AVRUPA’DA OLUP BİTENLER
Avrupa’ de beklenen oldu ve geçen hafta Fransa, İtalya, Avusturya, Kıbrıs Rum Kesimi, İspanya, Malta, Portekiz, Slovenya ve Slovakya’nın kredi notları düşürüldü. Fransa ve Avusturya AAA derecesindeki notlarını kaybettiler, İtalya’nın notu A’ dan BBB+ ya geriledi. AAA’ya sahip 4 ülke kaldı, Almanya, Hollanda, Finlandiya ve Lüksemburg.
Bu gelişme zaten beklendiğinden piyasalar aşırı tepki vermedi. Hatta, İtalya, İspanya ve Fransa’nın kredi notlarının bu yıl bir kez daha gözden geçirilebileceği konuşulmaya başlandı.
Sebepler bellidir..
Üyelerin birçoğunda kamu borçlarının ve bütçe açıklarının milli gelirlerine oranı yüksek düzeyini korumaktadır. Aşırı harcamada bulunmuşlardır. Büyüme hızları % 1 in altına inmiştir. Alınan önlemler hem yeterli değildir hem de tam anlamıyla uyulmamaktadır.

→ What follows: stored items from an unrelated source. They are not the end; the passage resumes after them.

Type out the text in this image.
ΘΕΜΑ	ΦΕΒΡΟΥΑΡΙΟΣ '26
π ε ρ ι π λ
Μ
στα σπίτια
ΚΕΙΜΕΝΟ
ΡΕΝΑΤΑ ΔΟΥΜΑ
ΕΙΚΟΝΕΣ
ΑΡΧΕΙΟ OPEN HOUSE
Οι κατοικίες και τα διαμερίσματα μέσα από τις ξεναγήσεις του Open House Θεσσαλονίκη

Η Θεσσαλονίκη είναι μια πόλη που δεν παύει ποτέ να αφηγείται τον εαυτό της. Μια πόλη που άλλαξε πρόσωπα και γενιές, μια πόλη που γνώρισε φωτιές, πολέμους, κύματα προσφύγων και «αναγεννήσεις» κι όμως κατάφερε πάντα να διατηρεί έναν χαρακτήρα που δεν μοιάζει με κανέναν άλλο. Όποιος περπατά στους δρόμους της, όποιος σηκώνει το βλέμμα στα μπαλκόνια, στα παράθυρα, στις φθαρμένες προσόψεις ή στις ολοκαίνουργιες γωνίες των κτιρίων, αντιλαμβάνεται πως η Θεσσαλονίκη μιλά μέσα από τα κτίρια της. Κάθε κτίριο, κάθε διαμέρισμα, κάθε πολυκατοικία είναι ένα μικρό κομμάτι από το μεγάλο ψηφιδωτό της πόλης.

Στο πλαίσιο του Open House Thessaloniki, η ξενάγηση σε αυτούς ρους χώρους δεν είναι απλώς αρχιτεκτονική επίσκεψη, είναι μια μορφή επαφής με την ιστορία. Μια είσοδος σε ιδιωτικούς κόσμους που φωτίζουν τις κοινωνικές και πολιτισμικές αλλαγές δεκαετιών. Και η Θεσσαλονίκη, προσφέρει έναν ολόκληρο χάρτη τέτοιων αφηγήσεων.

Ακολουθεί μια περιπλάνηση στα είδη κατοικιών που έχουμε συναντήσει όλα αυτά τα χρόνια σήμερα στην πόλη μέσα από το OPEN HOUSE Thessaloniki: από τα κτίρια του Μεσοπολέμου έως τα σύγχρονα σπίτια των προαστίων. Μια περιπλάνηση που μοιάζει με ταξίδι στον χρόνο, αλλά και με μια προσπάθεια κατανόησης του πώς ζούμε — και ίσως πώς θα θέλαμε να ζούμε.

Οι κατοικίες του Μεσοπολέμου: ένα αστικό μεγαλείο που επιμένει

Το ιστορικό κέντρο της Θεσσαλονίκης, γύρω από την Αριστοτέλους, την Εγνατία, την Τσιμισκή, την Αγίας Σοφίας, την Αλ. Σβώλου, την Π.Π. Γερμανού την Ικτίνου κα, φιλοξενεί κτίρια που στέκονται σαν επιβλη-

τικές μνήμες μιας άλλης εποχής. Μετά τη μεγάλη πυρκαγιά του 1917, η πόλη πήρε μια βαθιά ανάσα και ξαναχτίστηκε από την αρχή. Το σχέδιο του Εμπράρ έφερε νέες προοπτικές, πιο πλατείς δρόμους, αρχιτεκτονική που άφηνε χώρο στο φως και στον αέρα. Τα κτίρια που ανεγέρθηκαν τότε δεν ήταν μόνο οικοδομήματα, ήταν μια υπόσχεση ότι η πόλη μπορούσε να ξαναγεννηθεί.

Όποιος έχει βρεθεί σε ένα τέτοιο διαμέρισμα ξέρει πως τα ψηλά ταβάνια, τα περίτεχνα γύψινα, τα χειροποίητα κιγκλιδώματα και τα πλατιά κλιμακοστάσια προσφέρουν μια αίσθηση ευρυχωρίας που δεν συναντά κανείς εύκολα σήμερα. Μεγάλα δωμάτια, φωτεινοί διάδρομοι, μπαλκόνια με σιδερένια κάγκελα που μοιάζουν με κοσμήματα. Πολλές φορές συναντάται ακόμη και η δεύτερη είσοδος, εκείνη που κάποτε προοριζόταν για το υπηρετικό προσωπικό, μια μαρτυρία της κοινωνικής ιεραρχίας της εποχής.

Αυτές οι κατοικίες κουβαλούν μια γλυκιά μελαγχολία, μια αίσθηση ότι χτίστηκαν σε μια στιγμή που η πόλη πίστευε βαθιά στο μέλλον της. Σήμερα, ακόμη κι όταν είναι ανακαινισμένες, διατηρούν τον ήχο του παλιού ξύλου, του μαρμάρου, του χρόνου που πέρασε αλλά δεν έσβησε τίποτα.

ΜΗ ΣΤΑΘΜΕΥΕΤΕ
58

Bankaların sermaye yapıları zayıftır.
Avrupa, genelde sosyal politikalara öncelik vermektedir. Sosyal güvenlik harcamaları büyüktür. Halk bu şekilde yaşamaya alışmıştır. Oysa, finansman krizine çözüm, harcamaların kısılmasını gerektirmektedir ve halk buna şiddetle tepki göstermektedir. Harcamaların kısılması işsizliğin artmasına yol açacaktır ve yakın gelecekte genel seçimlere girecek ülkelerin iktidarları oy kaybına uğramak istememektedir. Bu yüzden yapısal önlemler de alınamamaktadır.
Krizin çözümü için çok sayıda zirve toplantısı yapılmıştır. Mali disiplinin önemi vurgulanmıştır. Bütçe açıklarının milli gelirin % 3 ünü geçmemesi kararlaştırılmıştır. Mali disiplinin ihlali halinde otomatik yaptırımlar planlanmıştır. Üyelerin bütçe taslaklarını onaydan önce Avrupa Konseyi’ne göndermeleri istenilmiştir. Önümüzdeki aylarda kurulması düşünülen Avrupa İstikrar Mekanizmasına 500 milyar Euro’luk ve IMF’ye 200 milyar Euro’luk kaynak aktarılmasına karar verilmiş ancak bu kaynağın nereden sağlanacağı açıklığa kavuşmamıştır.
Asıl sorun şudur.
Ekonomik yapıları, deneyimleri, sosyal ve kültürel geçmişleri, gelişmişlik düzeyleri farklı ülkelere aynı mali disiplin kurallarını ve aynı para politikası araçlarını uygulatmak çok zor olmaktadır. Az gelişmiş olanlar pastadan daha büyük pay istemekte, gelişmiş olanlar ise ya daha önce kazandıkları zenginliği paylaşmamakta ya da karşılığında karar alma mekanizmasında ağırlık istemektedir. Nitekim Almanya ve Fransa, Birliğin liderliğini, ekonomilerinin gücü sayesinde elde etmişlerdir. Fransa’nın kredi itibarının zedelenmesinden sonra Almanya tek kalmış gibidir ve dediklerinin yapılmasını istemektedir. Ancak, Almanya’nın lehine sonuçlar yaratan bir önlemin diğerlerini de olumlu etkilemesi mümkün olmayabilmektedir. Bu durum Birliğin kuruluş amaçlarına da ters düşmektedir. Ülkeler, egemenlik haklarını kaybettiklerini düşünmektedir.